Illuminates the impact of Jews and Turks on the life and work of influential reformer Andreas Osiander

Table of contents

Acknowledgments
List of Illustrations
Chronology
Introduction
Chapter One. Kabbalistic Encounters: Osiander as a Christian Hebraist
Chapter Two. Jewish Mirrors I: Osiander and Lutheran Identity
Chapter Three. Jewish Mirrors II: Osiander and Lutheran Resistance
Chapter Four. Turkish Mirrors I: Osiander and Imperial Dreams
Chapter Five. Turkish Mirrors II: Osiander and Lutheran Reform
Chapter Six. Blood Libel: Osiander’s Defense of Jewish Toleration in Context
Conclusion
Appendix: English Translation of Andreas Osiander’s Blood Libel Treatise
Bibliography
Index

 

Description

Lutheran preacher and theologian Andreas Osiander (1498–1552) played a critical role in spreading the Lutheran Reformation in sixteenth-century Nuremberg. Besides being the most influential ecclesiastical leader in a prominent German city, Osiander was also a well-known scholar of Hebrew. He composed what is considered to be the first printed treatise written by a Christian defending Jews against blood libel. Despite Osiander’s importance, however, he remains surprisingly understudied. The Apocalypse in Reformation Nuremberg: Jews and Turks in Andreas Osiander’s World is the first book in any language to concentrate on his attitudes toward both Jews and Turks, and it does so within the dynamic interplay between his apocalyptic thought and lived reality in shaping Lutheran identity. Likewise, it presents the first published English translation of Osiander’s famous treatise on blood libel. Osiander’s writings on Jews and Turks that shaped Lutherans’ identity from cradle to grave in Nuremberg also provide a valuable mirror to reflect on the historical antecedents to modern antisemitism and Islamophobia and thus elucidate how the related stereotypes and prejudices are both perpetuated and overcome.
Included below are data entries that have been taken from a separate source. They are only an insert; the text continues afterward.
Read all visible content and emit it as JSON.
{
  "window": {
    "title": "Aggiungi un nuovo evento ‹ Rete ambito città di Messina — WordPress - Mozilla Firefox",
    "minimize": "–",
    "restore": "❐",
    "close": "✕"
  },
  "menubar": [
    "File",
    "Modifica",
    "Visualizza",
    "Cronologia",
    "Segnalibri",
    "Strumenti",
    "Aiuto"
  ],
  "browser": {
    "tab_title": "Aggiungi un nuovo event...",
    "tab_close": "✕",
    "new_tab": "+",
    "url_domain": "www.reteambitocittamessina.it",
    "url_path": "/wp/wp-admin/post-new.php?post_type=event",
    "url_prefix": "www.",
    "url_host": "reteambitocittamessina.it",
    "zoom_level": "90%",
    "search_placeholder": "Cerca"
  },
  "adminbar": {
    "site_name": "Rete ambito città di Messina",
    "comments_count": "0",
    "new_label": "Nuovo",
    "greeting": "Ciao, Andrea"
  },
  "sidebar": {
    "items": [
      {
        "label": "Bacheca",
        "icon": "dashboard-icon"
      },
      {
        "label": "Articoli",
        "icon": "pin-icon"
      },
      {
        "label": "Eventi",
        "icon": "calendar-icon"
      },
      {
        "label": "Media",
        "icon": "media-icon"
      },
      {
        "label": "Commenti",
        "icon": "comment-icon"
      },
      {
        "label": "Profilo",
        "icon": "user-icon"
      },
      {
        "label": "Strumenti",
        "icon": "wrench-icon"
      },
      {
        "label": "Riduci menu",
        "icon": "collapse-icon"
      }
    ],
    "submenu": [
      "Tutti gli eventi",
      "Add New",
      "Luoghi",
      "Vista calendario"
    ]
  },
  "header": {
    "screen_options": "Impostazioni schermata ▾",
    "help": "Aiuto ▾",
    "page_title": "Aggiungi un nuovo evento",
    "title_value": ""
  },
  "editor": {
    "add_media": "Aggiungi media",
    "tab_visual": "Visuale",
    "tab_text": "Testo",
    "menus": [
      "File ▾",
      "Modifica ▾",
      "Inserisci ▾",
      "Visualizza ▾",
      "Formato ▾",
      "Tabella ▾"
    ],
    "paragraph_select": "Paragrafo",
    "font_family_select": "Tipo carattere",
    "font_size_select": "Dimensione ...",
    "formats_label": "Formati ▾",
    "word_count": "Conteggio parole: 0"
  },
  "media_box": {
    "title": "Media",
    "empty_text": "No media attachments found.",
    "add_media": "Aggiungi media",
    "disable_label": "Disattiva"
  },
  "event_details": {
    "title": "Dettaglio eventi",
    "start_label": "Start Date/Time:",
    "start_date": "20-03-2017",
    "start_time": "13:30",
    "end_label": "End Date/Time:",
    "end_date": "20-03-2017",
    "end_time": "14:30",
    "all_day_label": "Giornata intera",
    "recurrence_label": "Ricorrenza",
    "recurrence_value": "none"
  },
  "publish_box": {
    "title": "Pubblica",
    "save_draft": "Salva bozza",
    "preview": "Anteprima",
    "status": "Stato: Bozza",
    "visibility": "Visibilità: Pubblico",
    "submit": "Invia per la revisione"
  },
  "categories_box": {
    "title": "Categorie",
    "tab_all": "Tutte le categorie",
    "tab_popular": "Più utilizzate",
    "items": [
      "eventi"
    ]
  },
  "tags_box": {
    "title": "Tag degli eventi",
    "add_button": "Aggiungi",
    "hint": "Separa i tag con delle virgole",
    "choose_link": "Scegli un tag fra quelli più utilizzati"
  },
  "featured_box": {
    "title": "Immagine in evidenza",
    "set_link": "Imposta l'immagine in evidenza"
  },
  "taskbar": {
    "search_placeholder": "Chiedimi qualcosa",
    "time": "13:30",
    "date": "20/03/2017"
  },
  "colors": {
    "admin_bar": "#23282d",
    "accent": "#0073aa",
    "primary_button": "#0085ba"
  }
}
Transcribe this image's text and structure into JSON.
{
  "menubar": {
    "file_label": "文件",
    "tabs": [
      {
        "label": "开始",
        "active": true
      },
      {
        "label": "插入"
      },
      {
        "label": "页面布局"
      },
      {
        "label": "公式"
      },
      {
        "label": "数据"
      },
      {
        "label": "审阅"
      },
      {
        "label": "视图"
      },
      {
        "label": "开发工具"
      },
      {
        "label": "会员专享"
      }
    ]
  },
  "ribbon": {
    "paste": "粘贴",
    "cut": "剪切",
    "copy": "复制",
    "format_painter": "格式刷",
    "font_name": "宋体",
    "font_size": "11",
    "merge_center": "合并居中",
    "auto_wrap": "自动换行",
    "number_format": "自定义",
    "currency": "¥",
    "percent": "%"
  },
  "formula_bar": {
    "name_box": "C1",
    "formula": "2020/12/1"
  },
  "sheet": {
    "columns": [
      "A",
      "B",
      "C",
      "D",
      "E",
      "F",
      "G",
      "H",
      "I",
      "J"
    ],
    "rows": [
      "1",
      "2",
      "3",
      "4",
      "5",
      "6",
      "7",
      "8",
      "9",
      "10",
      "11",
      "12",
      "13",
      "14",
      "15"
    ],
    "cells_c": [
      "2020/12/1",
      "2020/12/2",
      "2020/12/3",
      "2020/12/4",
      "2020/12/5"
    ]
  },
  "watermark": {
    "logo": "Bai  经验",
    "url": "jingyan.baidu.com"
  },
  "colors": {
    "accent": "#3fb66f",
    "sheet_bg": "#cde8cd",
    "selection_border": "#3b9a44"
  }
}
Andrew L. Thomas is Associate Professor of History at Salem College.

“By engaging with a lesser-known figure of the Reformation, Thomas adds nuance to the intellectual history of the period, both in terms of Osiander’s complex relation to Jewish tradition and in the intersection of Turkish and Jewish themes.”
—Todd Kontje, University of California, San Diego

- Todd Kontje

“Based on a careful and extensive reading of primary and secondary sources, Apocalypse in Reformation Nuremberg is a solid work of scholarship with clear organization and a strong argument. Given the few scholarly works on Osiander, this book is a welcome addition to the field.”